About a third of patients with symptomatic vertebral artery stenosis will suffer a stroke over a 5-year period, and about 30% of those who do will die within 2 years, say J Stephen Jenkins and team from Ochsner Clinic Foundation in New Orleans, Louisiana.
They say that surgery to correct vertebral artery stenosis is possible but that “the combined morbidity and mortality rates of vertebral artery stenosis surgical therapy range from 10% to 20% and have dampened enthusiasm for this option.”
But endovascular stenting – by an experienced operator – may be a relatively low-risk and effective treatment option, the team reports in the Journal of the American College of Cardiology.
Between 1995 and 2006, Jenkins and colleagues treated 105 patients with symptomatic vertebral artery stenosis. The stenosis was extracranial in 91% of patients and intracranial in 9%. Concomitant carotid stenosis was present in 68% of patients, 54% had bilateral vertebral artery stenosis, and 41% had already suffered a stroke.
Stents were successfully placed in all patients, leaving residual stenosis of 30% or less and causing no peri-operative deaths or strokes.
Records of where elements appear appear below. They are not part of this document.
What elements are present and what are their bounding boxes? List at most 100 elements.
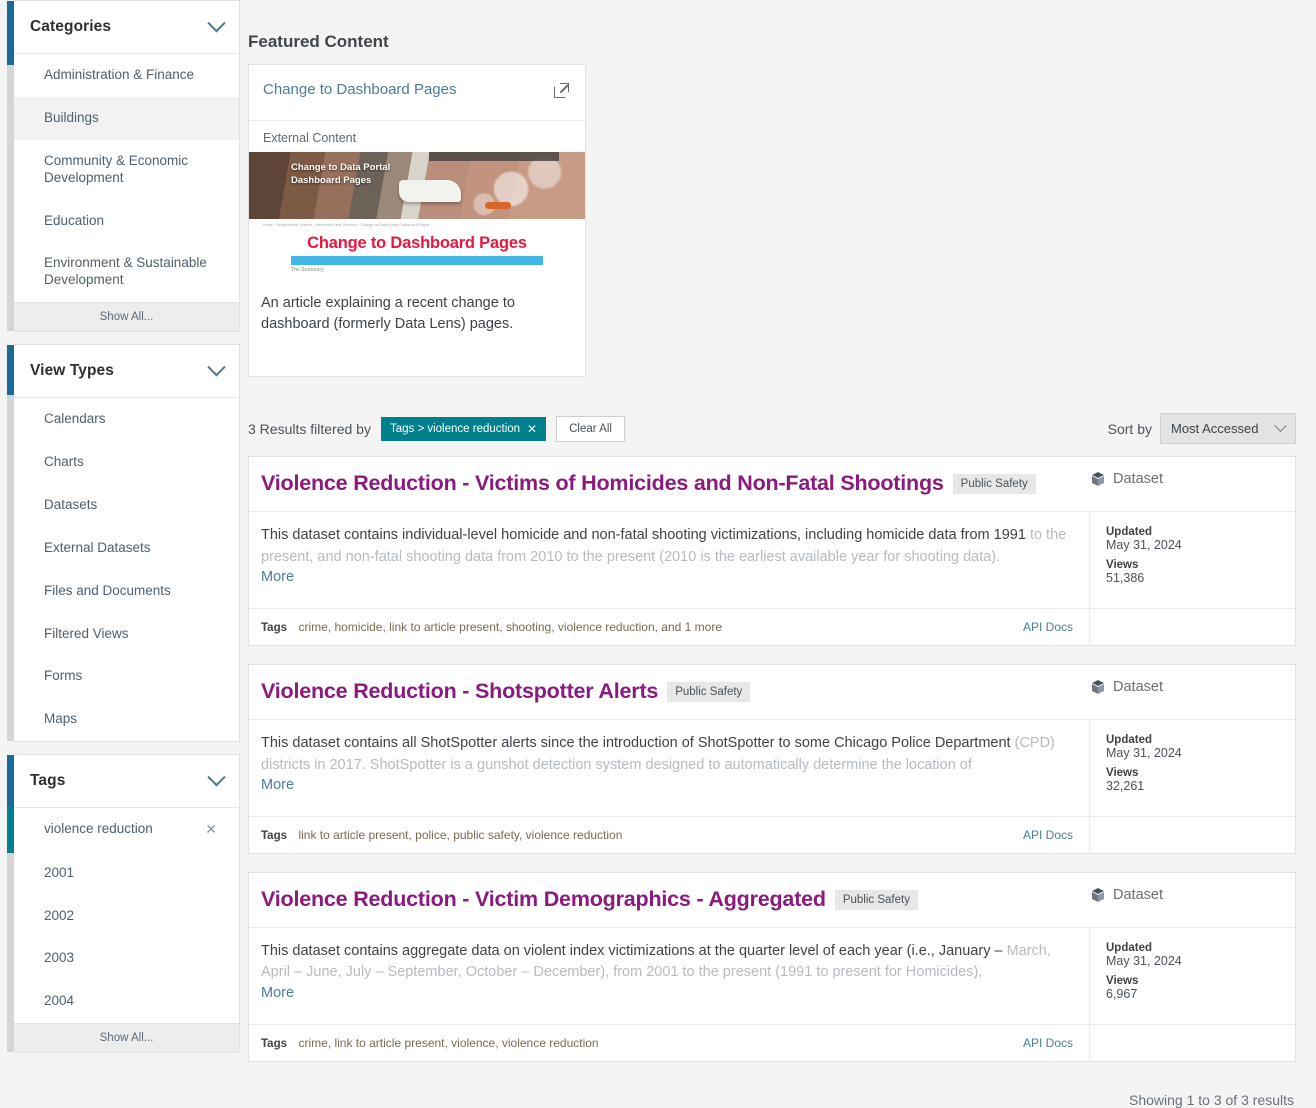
filter-chip-label: Tags > violence reduction (389, 422, 521, 435)
result-card: Violence Reduction - Victims of Homicide… (248, 456, 1296, 646)
thumbnail-photo: Change to Data Portal Dashboard Pages (249, 152, 585, 219)
tags-value[interactable]: link to article present, police, public … (298, 828, 622, 842)
facet-item-buildings[interactable]: Buildings (14, 96, 239, 140)
result-metadata: Updated May 31, 2024 Views 32,261 (1090, 720, 1295, 816)
facet-view-types-header[interactable]: View Types (14, 345, 239, 399)
facet-item-2002[interactable]: 2002 (14, 895, 239, 938)
tags-value[interactable]: crime, homicide, link to article present… (298, 620, 722, 634)
result-category-badge[interactable]: Public Safety (952, 474, 1036, 495)
facet-accent-bar (7, 1, 14, 332)
search-results-page: Categories Administration & Finance Buil… (0, 0, 1316, 1108)
result-description-wrap: This dataset contains all ShotSpotter al… (249, 719, 1090, 816)
facet-item-filtered-views[interactable]: Filtered Views (14, 613, 239, 656)
facet-item-administration-finance[interactable]: Administration & Finance (14, 54, 239, 97)
facet-item-files-and-documents[interactable]: Files and Documents (14, 570, 239, 613)
facet-tags-header[interactable]: Tags (14, 755, 239, 809)
close-icon[interactable]: ✕ (527, 422, 537, 436)
featured-content-heading: Featured Content (248, 32, 389, 51)
result-metadata: Updated May 31, 2024 Views 51,386 (1090, 512, 1295, 608)
result-card-body: This dataset contains all ShotSpotter al… (249, 719, 1295, 816)
sort-controls: Sort by Most Accessed (1108, 413, 1296, 445)
external-link-icon[interactable] (554, 83, 569, 98)
thumbnail-overlay-title: Change to Data Portal Dashboard Pages (291, 162, 391, 186)
facet-item-label: 2003 (44, 950, 75, 966)
facet-item-calendars[interactable]: Calendars (14, 398, 239, 441)
api-docs-link[interactable]: API Docs (1023, 828, 1073, 842)
facet-item-2003[interactable]: 2003 (14, 937, 239, 980)
result-card-footer: Tags crime, link to article present, vio… (249, 1023, 1295, 1061)
result-description-visible: This dataset contains all ShotSpotter al… (261, 734, 1011, 751)
tags-label: Tags (261, 1037, 287, 1050)
result-more-link[interactable]: More (261, 569, 294, 585)
facet-item-label: Files and Documents (44, 582, 171, 598)
sort-by-select[interactable]: Most Accessed (1160, 413, 1296, 445)
thumbnail-caption: Home / Departments / Assets, Information… (249, 219, 585, 281)
results-toolbar: 3 Results filtered by Tags > violence re… (248, 413, 1296, 445)
facet-item-datasets[interactable]: Datasets (14, 484, 239, 527)
facet-item-violence-reduction[interactable]: violence reduction ✕ (14, 808, 239, 852)
result-title-link[interactable]: Violence Reduction - Victims of Homicide… (261, 471, 944, 497)
facet-view-types-list: Calendars Charts Datasets External Datas… (14, 398, 239, 742)
tags-value[interactable]: crime, link to article present, violence… (298, 1036, 598, 1050)
result-more-link[interactable]: More (261, 777, 294, 793)
updated-value: May 31, 2024 (1106, 745, 1182, 760)
featured-thumbnail[interactable]: Change to Data Portal Dashboard Pages Ho… (249, 152, 585, 281)
facet-item-2001[interactable]: 2001 (14, 852, 239, 895)
tags-show-all-button[interactable]: Show All... (14, 1023, 239, 1053)
result-card: Violence Reduction - Shotspotter Alerts … (248, 663, 1296, 854)
facet-title: Tags (30, 772, 66, 790)
chevron-down-icon[interactable] (207, 13, 226, 32)
updated-label: Updated (1106, 525, 1152, 538)
facet-categories-header[interactable]: Categories (14, 1, 239, 54)
results-count-text: 3 Results filtered by (248, 420, 371, 437)
result-metadata: Updated May 31, 2024 Views 6,967 (1090, 928, 1295, 1024)
dataset-icon (1090, 887, 1106, 903)
chevron-down-icon[interactable] (207, 357, 226, 377)
facet-item-environment-sustainable-development[interactable]: Environment & Sustainable Development (14, 242, 239, 302)
facet-item-2004[interactable]: 2004 (14, 980, 239, 1023)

Symptoms resolved completely in 90.4% of patients.
Of the 87 patients who were followed-up 1 year later, 79.3% remained symptom-free, 5.7% had died, 5.0% had suffered a posterior circulation stroke, and 7.4% needed revascularization. After a median of 29 months, 71.4% were alive, 70.5% remained symptom-free, and 13.1% had required revascularization.
Jenkins et al say that treatment of vertebral artery stenosis has advanced rather slowly, due in part to a nonpayment decision by Medicare in 1984.
They say this “is difficult to understand in view of the positive track record for percutaneous transluminal angioplasty and stenting in other vascular territories and the lack of treatment alternatives for a disease with a 2-year mortality for medically treated vertebrobasilar system disease of 30% and a combined surgical morbidity/mortality of 25%.”
The team concludes: “It seems appropriate that this nonpayment decision be revisited.”